Cette méthode de coconstruction, déployée à l’échelle de l’ensemble immobilier, a encadré les priorités : sécurité des accès, apaisement des abords, requalification des espaces partagés. Elle répond à des attentes quotidiennes — se garer, laisser jouer les enfants, traverser la cour — souvent exprimées pendant les concertations.
Un financement fléché et des usages clarifiés
La résidentialisation a été financée par Périgord Habitat grâce à un prêt de 600 000 euros obtenu auprès de la Banque de France. Le calibrage budgétaire et le calendrier resserré ont permis d’enchaîner les interventions techniques (assainissement, voirie intérieure) avec les aménagements d’usage (mobilier, cheminements, boulodrome) sans interrompre la vie du site.
| Élément | Donnée |
|---|---|
| Durée des travaux | 6 mois |
| Coût total | 614 723 € |
| Logements concernés | 84 |
| Places de stationnement | 60 |
| Financement | Prêt 600 000 € (Banque de France) |
Un quartier qui respire mieux
Au-delà des portails et des télécommandes, l’enjeu se lit dans les usages. L’agrandissement du square Yves-Perron et la création d’assises renforcent la fonction d’espace public de proximité. Le terrain de pétanque, déjà investi, redonne à la cour la convivialité d’un village. L’enceinte sécurisée, elle, sert à clarifier les limites entre domaine résidentiel et flux extérieurs, tout en facilitant la gestion quotidienne du site. Sur les façades, les armoiries de Périgueux restées bien visibles rappellent l’histoire de ces immeubles des années 1950, matrice urbaine d’un temps où l’on bâtissait pour loger largement et durablement.

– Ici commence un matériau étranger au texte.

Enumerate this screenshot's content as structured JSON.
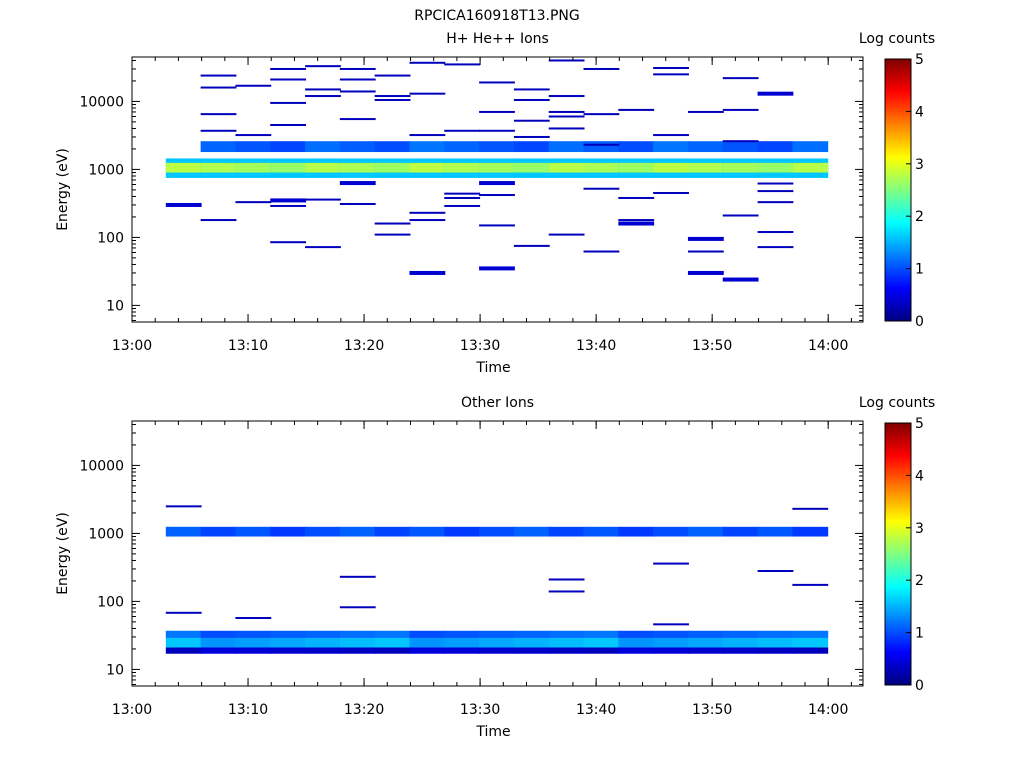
{
  "title": "RPCICA160918T13.PNG",
  "colors": {
    "colormap": [
      "#00007f",
      "#0000ff",
      "#0080ff",
      "#00ffff",
      "#80ff80",
      "#ffff00",
      "#ff8000",
      "#ff0000",
      "#7f0000"
    ]
  },
  "chart_data": [
    {
      "type": "heatmap",
      "title": "H+ He++ Ions",
      "xlabel": "Time",
      "ylabel": "Energy (eV)",
      "y_scale": "log",
      "xlim": [
        "13:00",
        "14:03"
      ],
      "ylim": [
        5.7,
        45000
      ],
      "x_ticks": [
        "13:00",
        "13:10",
        "13:20",
        "13:30",
        "13:40",
        "13:50",
        "14:00"
      ],
      "y_ticks": [
        "10",
        "100",
        "1000",
        "10000"
      ],
      "colorbar": {
        "label": "Log counts",
        "range": [
          0,
          5
        ],
        "ticks": [
          "0",
          "1",
          "2",
          "3",
          "4",
          "5"
        ]
      },
      "columns": [
        "13:03",
        "13:06",
        "13:09",
        "13:12",
        "13:15",
        "13:18",
        "13:21",
        "13:24",
        "13:27",
        "13:30",
        "13:33",
        "13:36",
        "13:39",
        "13:42",
        "13:45",
        "13:48",
        "13:51",
        "13:54",
        "13:57"
      ],
      "band": {
        "energy_range": [
          750,
          1450
        ],
        "core_range": [
          900,
          1250
        ],
        "value_edge": 1.6,
        "value_core": 2.8,
        "flank_energy": [
          1800,
          2600
        ],
        "flank_value": 1.2
      },
      "events": [
        {
          "t": "13:03",
          "e": 300,
          "v": 0.4
        },
        {
          "t": "13:06",
          "e": 24000,
          "v": 0.3
        },
        {
          "t": "13:06",
          "e": 16000,
          "v": 0.3
        },
        {
          "t": "13:06",
          "e": 6500,
          "v": 0.3
        },
        {
          "t": "13:06",
          "e": 3700,
          "v": 0.3
        },
        {
          "t": "13:06",
          "e": 180,
          "v": 0.3
        },
        {
          "t": "13:09",
          "e": 17000,
          "v": 0.3
        },
        {
          "t": "13:09",
          "e": 3200,
          "v": 0.3
        },
        {
          "t": "13:09",
          "e": 330,
          "v": 0.3
        },
        {
          "t": "13:12",
          "e": 30000,
          "v": 0.3
        },
        {
          "t": "13:12",
          "e": 21000,
          "v": 0.3
        },
        {
          "t": "13:12",
          "e": 9500,
          "v": 0.3
        },
        {
          "t": "13:12",
          "e": 4500,
          "v": 0.3
        },
        {
          "t": "13:12",
          "e": 350,
          "v": 0.4
        },
        {
          "t": "13:12",
          "e": 290,
          "v": 0.3
        },
        {
          "t": "13:12",
          "e": 85,
          "v": 0.3
        },
        {
          "t": "13:15",
          "e": 33000,
          "v": 0.3
        },
        {
          "t": "13:15",
          "e": 15000,
          "v": 0.3
        },
        {
          "t": "13:15",
          "e": 12000,
          "v": 0.3
        },
        {
          "t": "13:15",
          "e": 360,
          "v": 0.3
        },
        {
          "t": "13:15",
          "e": 72,
          "v": 0.3
        },
        {
          "t": "13:18",
          "e": 30000,
          "v": 0.3
        },
        {
          "t": "13:18",
          "e": 21000,
          "v": 0.3
        },
        {
          "t": "13:18",
          "e": 14000,
          "v": 0.3
        },
        {
          "t": "13:18",
          "e": 5500,
          "v": 0.3
        },
        {
          "t": "13:18",
          "e": 630,
          "v": 0.4
        },
        {
          "t": "13:18",
          "e": 310,
          "v": 0.3
        },
        {
          "t": "13:21",
          "e": 24000,
          "v": 0.3
        },
        {
          "t": "13:21",
          "e": 12000,
          "v": 0.3
        },
        {
          "t": "13:21",
          "e": 10500,
          "v": 0.3
        },
        {
          "t": "13:21",
          "e": 160,
          "v": 0.3
        },
        {
          "t": "13:21",
          "e": 110,
          "v": 0.3
        },
        {
          "t": "13:24",
          "e": 37000,
          "v": 0.3
        },
        {
          "t": "13:24",
          "e": 13000,
          "v": 0.3
        },
        {
          "t": "13:24",
          "e": 3200,
          "v": 0.3
        },
        {
          "t": "13:24",
          "e": 230,
          "v": 0.3
        },
        {
          "t": "13:24",
          "e": 180,
          "v": 0.3
        },
        {
          "t": "13:24",
          "e": 30,
          "v": 0.4
        },
        {
          "t": "13:27",
          "e": 35000,
          "v": 0.3
        },
        {
          "t": "13:27",
          "e": 3700,
          "v": 0.3
        },
        {
          "t": "13:27",
          "e": 440,
          "v": 0.3
        },
        {
          "t": "13:27",
          "e": 380,
          "v": 0.3
        },
        {
          "t": "13:27",
          "e": 290,
          "v": 0.3
        },
        {
          "t": "13:30",
          "e": 19000,
          "v": 0.3
        },
        {
          "t": "13:30",
          "e": 7000,
          "v": 0.3
        },
        {
          "t": "13:30",
          "e": 3700,
          "v": 0.3
        },
        {
          "t": "13:30",
          "e": 630,
          "v": 0.4
        },
        {
          "t": "13:30",
          "e": 420,
          "v": 0.3
        },
        {
          "t": "13:30",
          "e": 150,
          "v": 0.3
        },
        {
          "t": "13:30",
          "e": 35,
          "v": 0.4
        },
        {
          "t": "13:33",
          "e": 15000,
          "v": 0.3
        },
        {
          "t": "13:33",
          "e": 10500,
          "v": 0.3
        },
        {
          "t": "13:33",
          "e": 5200,
          "v": 0.3
        },
        {
          "t": "13:33",
          "e": 3000,
          "v": 0.3
        },
        {
          "t": "13:33",
          "e": 75,
          "v": 0.3
        },
        {
          "t": "13:36",
          "e": 40000,
          "v": 0.3
        },
        {
          "t": "13:36",
          "e": 12000,
          "v": 0.3
        },
        {
          "t": "13:36",
          "e": 7000,
          "v": 0.3
        },
        {
          "t": "13:36",
          "e": 6000,
          "v": 0.3
        },
        {
          "t": "13:36",
          "e": 4000,
          "v": 0.3
        },
        {
          "t": "13:36",
          "e": 110,
          "v": 0.3
        },
        {
          "t": "13:39",
          "e": 30000,
          "v": 0.3
        },
        {
          "t": "13:39",
          "e": 6500,
          "v": 0.3
        },
        {
          "t": "13:39",
          "e": 2300,
          "v": 0.3
        },
        {
          "t": "13:39",
          "e": 520,
          "v": 0.3
        },
        {
          "t": "13:39",
          "e": 62,
          "v": 0.3
        },
        {
          "t": "13:42",
          "e": 7500,
          "v": 0.3
        },
        {
          "t": "13:42",
          "e": 380,
          "v": 0.3
        },
        {
          "t": "13:42",
          "e": 180,
          "v": 0.3
        },
        {
          "t": "13:42",
          "e": 160,
          "v": 0.4
        },
        {
          "t": "13:45",
          "e": 31000,
          "v": 0.3
        },
        {
          "t": "13:45",
          "e": 25000,
          "v": 0.3
        },
        {
          "t": "13:45",
          "e": 3200,
          "v": 0.3
        },
        {
          "t": "13:45",
          "e": 450,
          "v": 0.3
        },
        {
          "t": "13:48",
          "e": 7000,
          "v": 0.3
        },
        {
          "t": "13:48",
          "e": 95,
          "v": 0.4
        },
        {
          "t": "13:48",
          "e": 62,
          "v": 0.3
        },
        {
          "t": "13:48",
          "e": 30,
          "v": 0.4
        },
        {
          "t": "13:51",
          "e": 22000,
          "v": 0.3
        },
        {
          "t": "13:51",
          "e": 7500,
          "v": 0.3
        },
        {
          "t": "13:51",
          "e": 2600,
          "v": 0.3
        },
        {
          "t": "13:51",
          "e": 210,
          "v": 0.3
        },
        {
          "t": "13:51",
          "e": 24,
          "v": 0.4
        },
        {
          "t": "13:54",
          "e": 13000,
          "v": 0.4
        },
        {
          "t": "13:54",
          "e": 620,
          "v": 0.3
        },
        {
          "t": "13:54",
          "e": 480,
          "v": 0.3
        },
        {
          "t": "13:54",
          "e": 330,
          "v": 0.3
        },
        {
          "t": "13:54",
          "e": 120,
          "v": 0.3
        },
        {
          "t": "13:54",
          "e": 72,
          "v": 0.3
        }
      ]
    },
    {
      "type": "heatmap",
      "title": "Other Ions",
      "xlabel": "Time",
      "ylabel": "Energy (eV)",
      "y_scale": "log",
      "xlim": [
        "13:00",
        "14:03"
      ],
      "ylim": [
        5.7,
        45000
      ],
      "x_ticks": [
        "13:00",
        "13:10",
        "13:20",
        "13:30",
        "13:40",
        "13:50",
        "14:00"
      ],
      "y_ticks": [
        "10",
        "100",
        "1000",
        "10000"
      ],
      "colorbar": {
        "label": "Log counts",
        "range": [
          0,
          5
        ],
        "ticks": [
          "0",
          "1",
          "2",
          "3",
          "4",
          "5"
        ]
      },
      "columns": [
        "13:03",
        "13:06",
        "13:09",
        "13:12",
        "13:15",
        "13:18",
        "13:21",
        "13:24",
        "13:27",
        "13:30",
        "13:33",
        "13:36",
        "13:39",
        "13:42",
        "13:45",
        "13:48",
        "13:51",
        "13:54",
        "13:57"
      ],
      "high_band": {
        "energy_range": [
          900,
          1250
        ],
        "value": 1.1
      },
      "low_band": {
        "energy_range": [
          17,
          37
        ],
        "value_top": 1.2,
        "value_mid": 1.6,
        "value_bottom": 0.3
      },
      "events": [
        {
          "t": "13:03",
          "e": 2500,
          "v": 0.3
        },
        {
          "t": "13:03",
          "e": 68,
          "v": 0.3
        },
        {
          "t": "13:09",
          "e": 57,
          "v": 0.3
        },
        {
          "t": "13:18",
          "e": 230,
          "v": 0.3
        },
        {
          "t": "13:18",
          "e": 82,
          "v": 0.3
        },
        {
          "t": "13:36",
          "e": 210,
          "v": 0.3
        },
        {
          "t": "13:36",
          "e": 140,
          "v": 0.3
        },
        {
          "t": "13:45",
          "e": 360,
          "v": 0.3
        },
        {
          "t": "13:45",
          "e": 46,
          "v": 0.3
        },
        {
          "t": "13:54",
          "e": 280,
          "v": 0.3
        },
        {
          "t": "13:57",
          "e": 2300,
          "v": 0.3
        },
        {
          "t": "13:57",
          "e": 175,
          "v": 0.3
        }
      ]
    }
  ]
}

Ce que cela change pour les habitants
- Des accès distincts et maîtrisés pour les résidents, avec barrières à télécommande.

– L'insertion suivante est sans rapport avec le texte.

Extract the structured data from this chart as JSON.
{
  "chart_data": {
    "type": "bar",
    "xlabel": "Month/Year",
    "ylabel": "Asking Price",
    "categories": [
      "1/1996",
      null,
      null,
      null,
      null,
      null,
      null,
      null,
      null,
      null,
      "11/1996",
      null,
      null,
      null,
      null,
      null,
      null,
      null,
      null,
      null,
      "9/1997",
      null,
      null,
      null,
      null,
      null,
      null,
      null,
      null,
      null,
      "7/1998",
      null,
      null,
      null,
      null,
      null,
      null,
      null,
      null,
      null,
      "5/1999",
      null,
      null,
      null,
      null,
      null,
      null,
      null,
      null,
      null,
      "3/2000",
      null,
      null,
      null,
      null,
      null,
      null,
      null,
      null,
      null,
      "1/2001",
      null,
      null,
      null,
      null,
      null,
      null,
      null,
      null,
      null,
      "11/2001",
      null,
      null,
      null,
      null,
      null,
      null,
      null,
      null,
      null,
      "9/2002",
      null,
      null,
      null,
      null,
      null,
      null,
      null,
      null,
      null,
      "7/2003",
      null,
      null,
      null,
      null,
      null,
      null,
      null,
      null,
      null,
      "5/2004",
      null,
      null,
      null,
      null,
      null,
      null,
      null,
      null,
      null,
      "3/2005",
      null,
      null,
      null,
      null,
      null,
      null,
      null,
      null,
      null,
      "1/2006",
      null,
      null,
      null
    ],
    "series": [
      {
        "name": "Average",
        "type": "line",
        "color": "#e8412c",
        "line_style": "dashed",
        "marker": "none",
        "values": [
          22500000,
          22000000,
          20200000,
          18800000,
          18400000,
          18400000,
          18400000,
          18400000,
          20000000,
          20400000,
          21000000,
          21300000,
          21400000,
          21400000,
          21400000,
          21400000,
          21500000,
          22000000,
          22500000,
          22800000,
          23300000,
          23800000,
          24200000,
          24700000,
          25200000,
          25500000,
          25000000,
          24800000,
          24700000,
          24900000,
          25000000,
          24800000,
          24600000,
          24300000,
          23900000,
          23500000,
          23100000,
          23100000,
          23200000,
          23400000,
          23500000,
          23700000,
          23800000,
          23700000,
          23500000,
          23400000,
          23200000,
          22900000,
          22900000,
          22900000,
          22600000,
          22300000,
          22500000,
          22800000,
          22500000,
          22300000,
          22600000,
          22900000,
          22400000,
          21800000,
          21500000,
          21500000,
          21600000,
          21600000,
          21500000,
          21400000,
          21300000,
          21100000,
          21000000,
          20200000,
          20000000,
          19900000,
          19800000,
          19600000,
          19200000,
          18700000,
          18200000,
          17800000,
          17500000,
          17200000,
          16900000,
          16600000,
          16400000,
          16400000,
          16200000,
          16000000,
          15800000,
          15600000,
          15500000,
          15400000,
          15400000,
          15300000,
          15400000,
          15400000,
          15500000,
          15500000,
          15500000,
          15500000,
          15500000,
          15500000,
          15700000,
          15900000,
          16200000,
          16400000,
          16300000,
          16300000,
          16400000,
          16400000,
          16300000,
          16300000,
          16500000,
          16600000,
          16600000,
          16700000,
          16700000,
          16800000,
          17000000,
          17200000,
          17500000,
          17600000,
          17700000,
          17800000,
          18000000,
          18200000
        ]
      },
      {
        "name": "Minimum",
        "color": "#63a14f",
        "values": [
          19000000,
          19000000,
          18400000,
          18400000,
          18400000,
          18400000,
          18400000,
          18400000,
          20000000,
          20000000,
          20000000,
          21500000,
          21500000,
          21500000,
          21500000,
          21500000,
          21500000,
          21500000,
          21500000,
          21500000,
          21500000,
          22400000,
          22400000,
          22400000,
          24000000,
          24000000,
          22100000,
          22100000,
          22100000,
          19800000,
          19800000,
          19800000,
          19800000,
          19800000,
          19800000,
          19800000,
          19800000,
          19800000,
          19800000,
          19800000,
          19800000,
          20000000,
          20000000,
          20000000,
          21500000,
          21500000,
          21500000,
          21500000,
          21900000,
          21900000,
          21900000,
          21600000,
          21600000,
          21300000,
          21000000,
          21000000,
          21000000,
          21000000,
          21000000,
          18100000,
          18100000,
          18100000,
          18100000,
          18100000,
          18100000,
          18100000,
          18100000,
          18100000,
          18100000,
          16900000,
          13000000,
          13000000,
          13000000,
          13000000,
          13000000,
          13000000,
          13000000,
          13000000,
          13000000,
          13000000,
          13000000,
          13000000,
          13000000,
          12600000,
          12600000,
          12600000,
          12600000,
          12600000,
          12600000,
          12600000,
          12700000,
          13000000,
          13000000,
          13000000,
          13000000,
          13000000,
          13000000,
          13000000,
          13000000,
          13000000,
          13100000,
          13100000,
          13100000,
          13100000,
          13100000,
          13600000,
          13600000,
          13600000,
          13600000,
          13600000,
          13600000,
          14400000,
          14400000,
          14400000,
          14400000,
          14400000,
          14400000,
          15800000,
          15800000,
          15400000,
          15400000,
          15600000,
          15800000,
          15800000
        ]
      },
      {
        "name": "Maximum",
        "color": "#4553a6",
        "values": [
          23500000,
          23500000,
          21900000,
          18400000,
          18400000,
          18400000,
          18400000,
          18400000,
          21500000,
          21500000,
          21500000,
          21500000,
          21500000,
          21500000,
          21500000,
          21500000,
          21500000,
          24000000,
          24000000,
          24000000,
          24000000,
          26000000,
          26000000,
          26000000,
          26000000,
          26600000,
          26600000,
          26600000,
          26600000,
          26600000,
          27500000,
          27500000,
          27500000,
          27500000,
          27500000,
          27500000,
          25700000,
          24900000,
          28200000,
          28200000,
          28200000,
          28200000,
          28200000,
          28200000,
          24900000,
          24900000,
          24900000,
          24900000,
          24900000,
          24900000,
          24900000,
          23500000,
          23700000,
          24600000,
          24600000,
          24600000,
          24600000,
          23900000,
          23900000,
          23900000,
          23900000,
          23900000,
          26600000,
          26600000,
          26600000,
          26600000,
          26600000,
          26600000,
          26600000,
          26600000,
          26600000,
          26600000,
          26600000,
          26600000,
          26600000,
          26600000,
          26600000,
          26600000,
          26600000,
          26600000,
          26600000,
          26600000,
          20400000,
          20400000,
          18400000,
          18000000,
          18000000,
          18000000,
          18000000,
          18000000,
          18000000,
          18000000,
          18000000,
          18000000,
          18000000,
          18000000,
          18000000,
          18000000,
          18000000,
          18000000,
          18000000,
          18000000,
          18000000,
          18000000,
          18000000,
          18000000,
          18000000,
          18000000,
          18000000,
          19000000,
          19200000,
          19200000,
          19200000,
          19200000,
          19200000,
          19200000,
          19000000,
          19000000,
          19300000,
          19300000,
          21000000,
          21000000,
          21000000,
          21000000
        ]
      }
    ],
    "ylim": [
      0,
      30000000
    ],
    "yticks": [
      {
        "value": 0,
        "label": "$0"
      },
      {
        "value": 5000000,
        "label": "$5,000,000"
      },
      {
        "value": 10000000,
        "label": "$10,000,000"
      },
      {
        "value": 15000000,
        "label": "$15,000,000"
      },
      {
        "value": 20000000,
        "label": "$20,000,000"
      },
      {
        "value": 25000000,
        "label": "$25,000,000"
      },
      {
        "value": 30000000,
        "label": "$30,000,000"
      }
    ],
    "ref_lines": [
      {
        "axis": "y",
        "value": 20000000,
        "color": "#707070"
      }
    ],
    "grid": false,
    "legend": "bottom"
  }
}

- Un stationnement intérieur de 60 places, réduisant la pression sur la rue Ludovic-Trarieux.
- Un square attenant agrandi, équipé de bancs et d’un boulodrome, favorisant les rencontres.
À la clef, une tranquillité accrue, une lisibilité des espaces et des points de repos à deux pas des halls. Les interventions d’assainissement, moins visibles, sécurisent elles aussi l’avenir du site en limitant les pannes et les désordres.

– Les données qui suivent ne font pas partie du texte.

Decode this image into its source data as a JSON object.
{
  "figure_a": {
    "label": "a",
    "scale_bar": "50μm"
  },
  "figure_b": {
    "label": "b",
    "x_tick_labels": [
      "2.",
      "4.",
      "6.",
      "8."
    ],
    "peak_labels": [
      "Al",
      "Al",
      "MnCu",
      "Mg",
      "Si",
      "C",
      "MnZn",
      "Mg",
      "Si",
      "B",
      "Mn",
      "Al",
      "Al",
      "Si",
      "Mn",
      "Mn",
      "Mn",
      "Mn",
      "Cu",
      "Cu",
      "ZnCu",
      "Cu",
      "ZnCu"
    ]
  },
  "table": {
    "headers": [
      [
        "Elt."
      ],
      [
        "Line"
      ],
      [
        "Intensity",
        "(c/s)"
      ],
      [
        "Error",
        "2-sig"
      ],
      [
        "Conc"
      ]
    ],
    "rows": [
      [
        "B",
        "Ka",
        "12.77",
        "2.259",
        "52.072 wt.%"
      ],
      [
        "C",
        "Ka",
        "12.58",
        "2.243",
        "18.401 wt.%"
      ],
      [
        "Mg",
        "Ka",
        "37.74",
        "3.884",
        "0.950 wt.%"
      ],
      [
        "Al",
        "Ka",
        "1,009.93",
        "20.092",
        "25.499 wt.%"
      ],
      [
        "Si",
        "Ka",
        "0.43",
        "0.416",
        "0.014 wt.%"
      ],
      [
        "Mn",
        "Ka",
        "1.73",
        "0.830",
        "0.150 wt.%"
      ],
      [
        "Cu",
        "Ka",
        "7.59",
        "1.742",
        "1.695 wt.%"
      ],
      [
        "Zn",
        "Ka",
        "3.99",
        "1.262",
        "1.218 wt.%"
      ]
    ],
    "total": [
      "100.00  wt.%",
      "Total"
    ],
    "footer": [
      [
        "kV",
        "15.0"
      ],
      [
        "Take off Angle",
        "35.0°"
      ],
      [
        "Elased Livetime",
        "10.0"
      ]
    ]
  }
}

Un jalon pour le parc social périgourdin
Cette opération, modeste par son périmètre mais concrète par ses effets, s’inscrit dans une chaîne d’initiatives portées par l’office public sur l’agglomération. La résidence Trarieux, avec ses façades de l’après-guerre et sa vie de cour réactivée, montre qu’une résidentialisation ciblée peut rééquilibrer les usages sans dénaturer. Pour les 84 familles concernées, le quotidien change dès l’entrée du portail. Pour le quartier, l’agrandissement du square offre une respiration supplémentaire et une promesse d’ombre, de jeu et de sociabilité, à deux pas des armoiries qui veillent toujours sur les toits.